Don’t fall into the belief that you need to have a certain extroverted sales personality in order to make a sale. Sometimes the loudest, most talkative salespeople risk losing the trust of their customer base, and those that value the customer’s wishes over making the sale are met with success. Here’s how to avoid sales pitfalls to ensure that your efforts value quality over quantity.
How to Mingle at the Party of MLM Sales
Plan ahead. Come to the party prepared. You wouldn’t want to arrive only to find you were supposed to supply your own food or beverage, or that it’s a costume party and you’re in street clothes, right? In MLM, successful salespeople do a lot of planning ahead. They read material about how to be better at their profession, they train for the position in any way they can, and through experience they learn how to read customers to anticipate their next move. When making sales or presentations in MLM, don’t wing it. A “go with the flow” sales personality is great for certain situations, like in social settings or a creative atmosphere, but always remember that you want your customers to trust you. If you don’t have the facts right, or if your spontaneity wins over your organizational skills, your customers may lose trust in you and your company.
Scan the room. A room full of party-goers, but you’re stuck talking with a group of people you have little in common with. Don’t get caught speaking into the void. In the network marketing industry, make sure you’re targeting the right prospects. Your MLM product or service offers a solution to a particular problem, and if your potential customers don’t have the problem that your product addresses, or if they won’t find your services useful, don’t sell to them. Making a sale isn’t just about the exchange of currency for goods, it’s about understanding the needs of your customers and how you and your company can help fulfill those needs. Seek out the warm markets and generate quality prospects instead of enlisting those that aren’t interested.
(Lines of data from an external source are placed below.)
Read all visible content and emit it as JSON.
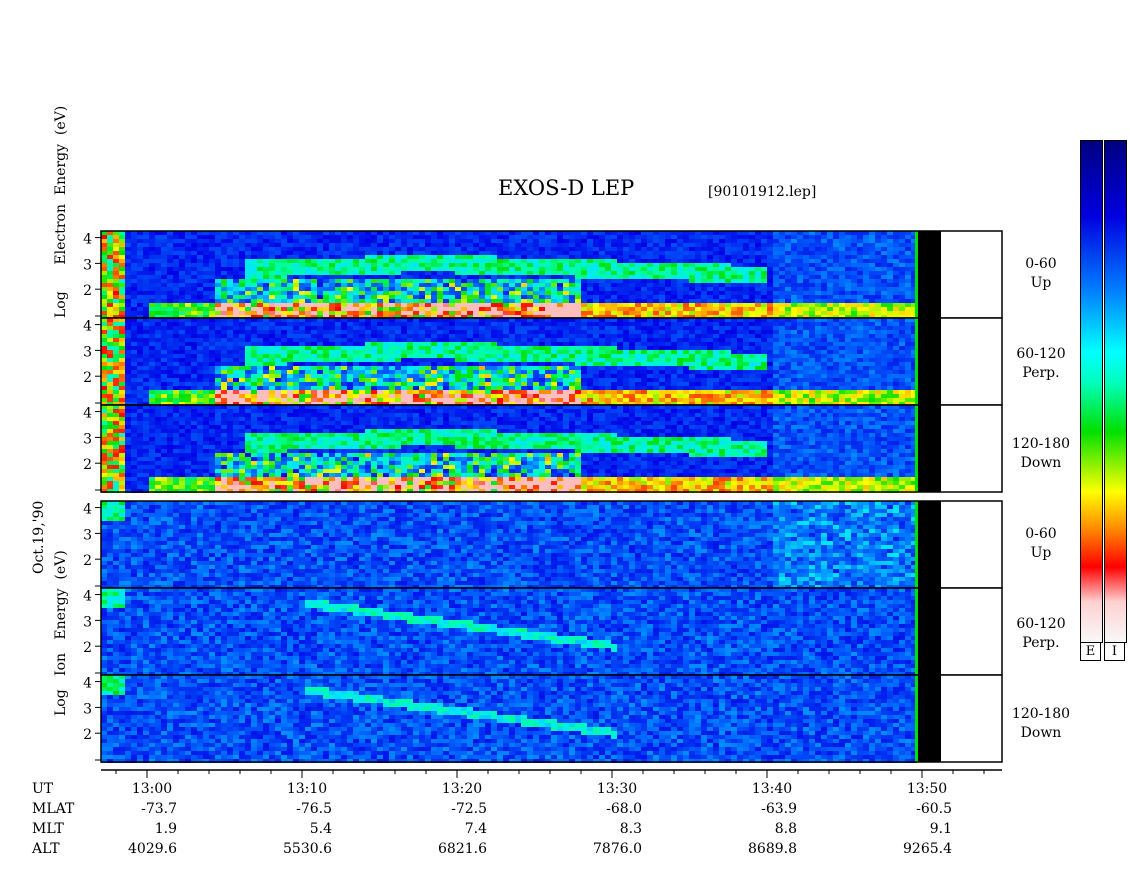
{
  "header": {
    "title": "EXOS-D LEP",
    "file": "[90101912.lep]"
  },
  "axes": {
    "date_label": "Oct.19,'90",
    "electron_label": [
      "Log",
      "Electron",
      "Energy",
      "(eV)"
    ],
    "ion_label": [
      "Log",
      "Ion",
      "Energy",
      "(eV)"
    ]
  },
  "panels": [
    {
      "group": "electron",
      "name1": "0-60",
      "name2": "Up"
    },
    {
      "group": "electron",
      "name1": "60-120",
      "name2": "Perp."
    },
    {
      "group": "electron",
      "name1": "120-180",
      "name2": "Down"
    },
    {
      "group": "ion",
      "name1": "0-60",
      "name2": "Up"
    },
    {
      "group": "ion",
      "name1": "60-120",
      "name2": "Perp."
    },
    {
      "group": "ion",
      "name1": "120-180",
      "name2": "Down"
    }
  ],
  "colorbar": {
    "labels": [
      "E",
      "I"
    ],
    "colors": [
      "#f4f4f4",
      "#ff0000",
      "#ff8000",
      "#ffff00",
      "#00e000",
      "#00ffff",
      "#0080ff",
      "#0000c0",
      "#000080"
    ]
  },
  "chart_data": {
    "type": "heatmap",
    "title": "EXOS-D LEP",
    "xlabel": "UT",
    "x_ticks": [
      "13:00",
      "13:10",
      "13:20",
      "13:30",
      "13:40",
      "13:50"
    ],
    "y_ticks": [
      "1",
      "2",
      "3",
      "4"
    ],
    "ylim": [
      1,
      4
    ],
    "ephemeris": {
      "rows": [
        "UT",
        "MLAT",
        "MLT",
        "ALT"
      ],
      "UT": [
        "13:00",
        "13:10",
        "13:20",
        "13:30",
        "13:40",
        "13:50"
      ],
      "MLAT": [
        "-73.7",
        "-76.5",
        "-72.5",
        "-68.0",
        "-63.9",
        "-60.5"
      ],
      "MLT": [
        "1.9",
        "5.4",
        "7.4",
        "8.3",
        "8.8",
        "9.1"
      ],
      "ALT": [
        "4029.6",
        "5530.6",
        "6821.6",
        "7876.0",
        "8689.8",
        "9265.4"
      ]
    }
  }
}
Don’t be a conversation hog. Every party has one. Avoid this by listening to your customers; don’t be the one doing all the talking, smiling, joking and directing. Be observant of everyone else and the body language they’re projecting, take note of your customer’s concerns and questions and address them thoughtfully.
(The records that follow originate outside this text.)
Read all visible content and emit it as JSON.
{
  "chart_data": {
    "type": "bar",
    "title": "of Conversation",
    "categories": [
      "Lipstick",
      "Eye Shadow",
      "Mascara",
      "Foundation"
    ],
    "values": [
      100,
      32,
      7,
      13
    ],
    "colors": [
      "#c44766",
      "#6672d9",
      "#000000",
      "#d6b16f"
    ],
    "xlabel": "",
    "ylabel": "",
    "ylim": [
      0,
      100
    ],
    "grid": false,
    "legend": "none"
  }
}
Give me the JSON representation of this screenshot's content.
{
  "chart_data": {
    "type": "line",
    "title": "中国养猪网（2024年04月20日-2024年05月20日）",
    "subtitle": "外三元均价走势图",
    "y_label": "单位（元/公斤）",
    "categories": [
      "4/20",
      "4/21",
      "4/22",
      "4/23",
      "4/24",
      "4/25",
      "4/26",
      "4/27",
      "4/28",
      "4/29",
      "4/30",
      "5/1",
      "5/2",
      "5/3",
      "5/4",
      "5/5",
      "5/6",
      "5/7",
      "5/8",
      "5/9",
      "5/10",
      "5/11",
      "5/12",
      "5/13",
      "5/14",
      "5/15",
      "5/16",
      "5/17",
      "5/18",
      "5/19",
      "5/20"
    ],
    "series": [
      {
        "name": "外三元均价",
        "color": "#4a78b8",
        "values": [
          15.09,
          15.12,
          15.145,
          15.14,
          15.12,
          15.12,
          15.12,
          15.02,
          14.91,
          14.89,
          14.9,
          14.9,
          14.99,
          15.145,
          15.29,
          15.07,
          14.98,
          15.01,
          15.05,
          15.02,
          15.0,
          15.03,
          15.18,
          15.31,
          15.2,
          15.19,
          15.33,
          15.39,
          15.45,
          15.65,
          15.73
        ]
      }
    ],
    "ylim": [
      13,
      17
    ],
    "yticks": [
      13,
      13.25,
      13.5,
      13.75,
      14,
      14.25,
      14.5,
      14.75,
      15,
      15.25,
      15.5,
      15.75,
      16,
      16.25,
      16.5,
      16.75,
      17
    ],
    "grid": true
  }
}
Develop relationships. So the party’s ending, but you’re not quite ready to leave the people you’ve met. The best way to turn a chance meeting into a lasting relationship is to make connections and build a foundation of friendship. In MLM, turning a one-time sale into a solid business relationship can help you and your business. Lasting relationships can develop a stream of referrals and a business partnership that can go on for years, whereas fleeting relationships disappear as soon as the sale is made. Take the time to build a foundation through communication campaigns and social media, follow up with your customers to ensure satisfaction. Promote others and help them achieve success; keep in touch with your downline and encourage them to accomplish their goals.
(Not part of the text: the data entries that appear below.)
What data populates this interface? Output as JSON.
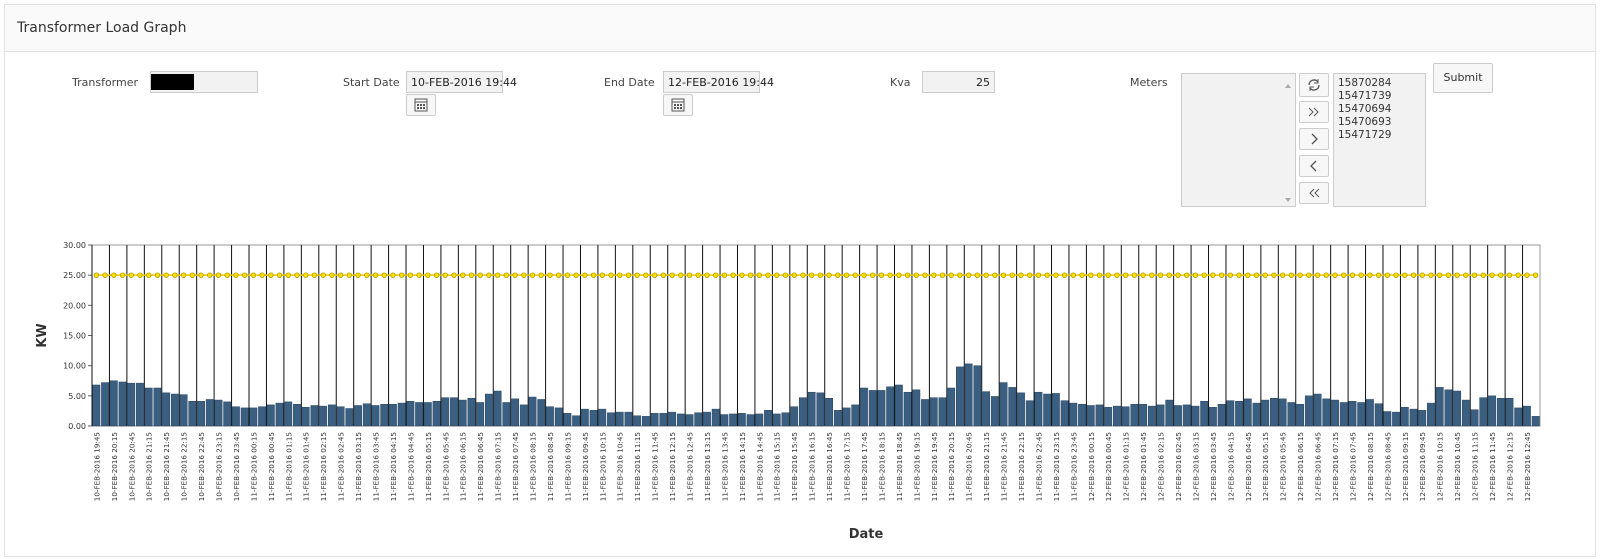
{
  "header": {
    "title": "Transformer Load Graph"
  },
  "form": {
    "transformer": {
      "label": "Transformer"
    },
    "start_date": {
      "label": "Start Date",
      "value": "10-FEB-2016 19:44"
    },
    "end_date": {
      "label": "End Date",
      "value": "12-FEB-2016 19:44"
    },
    "kva": {
      "label": "Kva",
      "value": "25"
    },
    "meters": {
      "label": "Meters",
      "selected": [
        "15870284",
        "15471739",
        "15470694",
        "15470693",
        "15471729"
      ]
    },
    "submit": "Submit"
  },
  "chart_data": {
    "type": "bar",
    "x_label": "Date",
    "y_label": "KW",
    "ylim": [
      0,
      30
    ],
    "yticks": [
      {
        "value": 0,
        "label": "0.00"
      },
      {
        "value": 5,
        "label": "5.00"
      },
      {
        "value": 10,
        "label": "10.00"
      },
      {
        "value": 15,
        "label": "15.00"
      },
      {
        "value": 20,
        "label": "20.00"
      },
      {
        "value": 25,
        "label": "25.00"
      },
      {
        "value": 30,
        "label": "30.00"
      }
    ],
    "categories": [
      "10-FEB-2016 19:45",
      null,
      "10-FEB-2016 20:15",
      null,
      "10-FEB-2016 20:45",
      null,
      "10-FEB-2016 21:15",
      null,
      "10-FEB-2016 21:45",
      null,
      "10-FEB-2016 22:15",
      null,
      "10-FEB-2016 22:45",
      null,
      "10-FEB-2016 23:15",
      null,
      "10-FEB-2016 23:45",
      null,
      "11-FEB-2016 00:15",
      null,
      "11-FEB-2016 00:45",
      null,
      "11-FEB-2016 01:15",
      null,
      "11-FEB-2016 01:45",
      null,
      "11-FEB-2016 02:15",
      null,
      "11-FEB-2016 02:45",
      null,
      "11-FEB-2016 03:15",
      null,
      "11-FEB-2016 03:45",
      null,
      "11-FEB-2016 04:15",
      null,
      "11-FEB-2016 04:45",
      null,
      "11-FEB-2016 05:15",
      null,
      "11-FEB-2016 05:45",
      null,
      "11-FEB-2016 06:15",
      null,
      "11-FEB-2016 06:45",
      null,
      "11-FEB-2016 07:15",
      null,
      "11-FEB-2016 07:45",
      null,
      "11-FEB-2016 08:15",
      null,
      "11-FEB-2016 08:45",
      null,
      "11-FEB-2016 09:15",
      null,
      "11-FEB-2016 09:45",
      null,
      "11-FEB-2016 10:15",
      null,
      "11-FEB-2016 10:45",
      null,
      "11-FEB-2016 11:15",
      null,
      "11-FEB-2016 11:45",
      null,
      "11-FEB-2016 12:15",
      null,
      "11-FEB-2016 12:45",
      null,
      "11-FEB-2016 13:15",
      null,
      "11-FEB-2016 13:45",
      null,
      "11-FEB-2016 14:15",
      null,
      "11-FEB-2016 14:45",
      null,
      "11-FEB-2016 15:15",
      null,
      "11-FEB-2016 15:45",
      null,
      "11-FEB-2016 16:15",
      null,
      "11-FEB-2016 16:45",
      null,
      "11-FEB-2016 17:15",
      null,
      "11-FEB-2016 17:45",
      null,
      "11-FEB-2016 18:15",
      null,
      "11-FEB-2016 18:45",
      null,
      "11-FEB-2016 19:15",
      null,
      "11-FEB-2016 19:45",
      null,
      "11-FEB-2016 20:15",
      null,
      "11-FEB-2016 20:45",
      null,
      "11-FEB-2016 21:15",
      null,
      "11-FEB-2016 21:45",
      null,
      "11-FEB-2016 22:15",
      null,
      "11-FEB-2016 22:45",
      null,
      "11-FEB-2016 23:15",
      null,
      "11-FEB-2016 23:45",
      null,
      "12-FEB-2016 00:15",
      null,
      "12-FEB-2016 00:45",
      null,
      "12-FEB-2016 01:15",
      null,
      "12-FEB-2016 01:45",
      null,
      "12-FEB-2016 02:15",
      null,
      "12-FEB-2016 02:45",
      null,
      "12-FEB-2016 03:15",
      null,
      "12-FEB-2016 03:45",
      null,
      "12-FEB-2016 04:15",
      null,
      "12-FEB-2016 04:45",
      null,
      "12-FEB-2016 05:15",
      null,
      "12-FEB-2016 05:45",
      null,
      "12-FEB-2016 06:15",
      null,
      "12-FEB-2016 06:45",
      null,
      "12-FEB-2016 07:15",
      null,
      "12-FEB-2016 07:45",
      null,
      "12-FEB-2016 08:15",
      null,
      "12-FEB-2016 08:45",
      null,
      "12-FEB-2016 09:15",
      null,
      "12-FEB-2016 09:45",
      null,
      "12-FEB-2016 10:15",
      null,
      "12-FEB-2016 10:45",
      null,
      "12-FEB-2016 11:15",
      null,
      "12-FEB-2016 11:45",
      null,
      "12-FEB-2016 12:15",
      null,
      "12-FEB-2016 12:45",
      null
    ],
    "series": [
      {
        "type": "bar",
        "color": "#3b5f80",
        "values": [
          6.8,
          7.2,
          7.5,
          7.3,
          7.1,
          7.1,
          6.3,
          6.3,
          5.5,
          5.3,
          5.2,
          4.1,
          4.1,
          4.4,
          4.3,
          4.0,
          3.2,
          3.0,
          3.0,
          3.2,
          3.5,
          3.8,
          4.0,
          3.6,
          3.1,
          3.4,
          3.3,
          3.5,
          3.2,
          2.9,
          3.4,
          3.7,
          3.4,
          3.6,
          3.6,
          3.8,
          4.1,
          3.9,
          3.9,
          4.1,
          4.7,
          4.7,
          4.3,
          4.6,
          3.9,
          5.3,
          5.8,
          3.9,
          4.5,
          3.5,
          4.8,
          4.4,
          3.2,
          3.0,
          2.1,
          1.7,
          2.8,
          2.6,
          2.8,
          2.2,
          2.3,
          2.3,
          1.7,
          1.6,
          2.1,
          2.1,
          2.3,
          2.0,
          1.9,
          2.2,
          2.3,
          2.8,
          1.9,
          2.0,
          2.1,
          1.9,
          2.0,
          2.6,
          2.0,
          2.2,
          3.2,
          4.7,
          5.6,
          5.5,
          4.6,
          2.6,
          3.0,
          3.5,
          6.3,
          5.9,
          5.9,
          6.5,
          6.8,
          5.6,
          6.0,
          4.4,
          4.7,
          4.7,
          6.3,
          9.8,
          10.3,
          10.0,
          5.7,
          4.9,
          7.2,
          6.4,
          5.5,
          4.2,
          5.6,
          5.3,
          5.4,
          4.2,
          3.8,
          3.6,
          3.4,
          3.5,
          3.1,
          3.3,
          3.2,
          3.6,
          3.6,
          3.3,
          3.5,
          4.3,
          3.4,
          3.5,
          3.3,
          4.1,
          3.1,
          3.6,
          4.2,
          4.1,
          4.5,
          3.8,
          4.3,
          4.6,
          4.5,
          3.9,
          3.6,
          5.0,
          5.3,
          4.5,
          4.3,
          3.9,
          4.1,
          3.9,
          4.4,
          3.7,
          2.4,
          2.3,
          3.1,
          2.8,
          2.6,
          3.8,
          6.4,
          6.0,
          5.8,
          4.3,
          2.7,
          4.7,
          5.0,
          4.6,
          4.6,
          3.0,
          3.3,
          1.6
        ]
      },
      {
        "type": "line",
        "color": "#e8c800",
        "values": [
          25,
          25,
          25,
          25,
          25,
          25,
          25,
          25,
          25,
          25,
          25,
          25,
          25,
          25,
          25,
          25,
          25,
          25,
          25,
          25,
          25,
          25,
          25,
          25,
          25,
          25,
          25,
          25,
          25,
          25,
          25,
          25,
          25,
          25,
          25,
          25,
          25,
          25,
          25,
          25,
          25,
          25,
          25,
          25,
          25,
          25,
          25,
          25,
          25,
          25,
          25,
          25,
          25,
          25,
          25,
          25,
          25,
          25,
          25,
          25,
          25,
          25,
          25,
          25,
          25,
          25,
          25,
          25,
          25,
          25,
          25,
          25,
          25,
          25,
          25,
          25,
          25,
          25,
          25,
          25,
          25,
          25,
          25,
          25,
          25,
          25,
          25,
          25,
          25,
          25,
          25,
          25,
          25,
          25,
          25,
          25,
          25,
          25,
          25,
          25,
          25,
          25,
          25,
          25,
          25,
          25,
          25,
          25,
          25,
          25,
          25,
          25,
          25,
          25,
          25,
          25,
          25,
          25,
          25,
          25,
          25,
          25,
          25,
          25,
          25,
          25,
          25,
          25,
          25,
          25,
          25,
          25,
          25,
          25,
          25,
          25,
          25,
          25,
          25,
          25,
          25,
          25,
          25,
          25,
          25,
          25,
          25,
          25,
          25,
          25,
          25,
          25,
          25,
          25,
          25,
          25,
          25,
          25,
          25,
          25,
          25,
          25,
          25,
          25,
          25,
          25
        ]
      }
    ]
  }
}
Find the Right Sales Personality For Your MLM Business
Even if you consider yourself introverted, you can still achieve success in sales by being who you are and not developing a whole new sales personality. Overall, your customers want to trust you and your company, they want your product to guide them to finding a solution to their problems. They don’t want someone pushy standing in their way and incessantly talking about their product. Recognize the needs of your consumer base, earn credibility, keep an open ear and be available. Mingle at the party, but don’t dominate.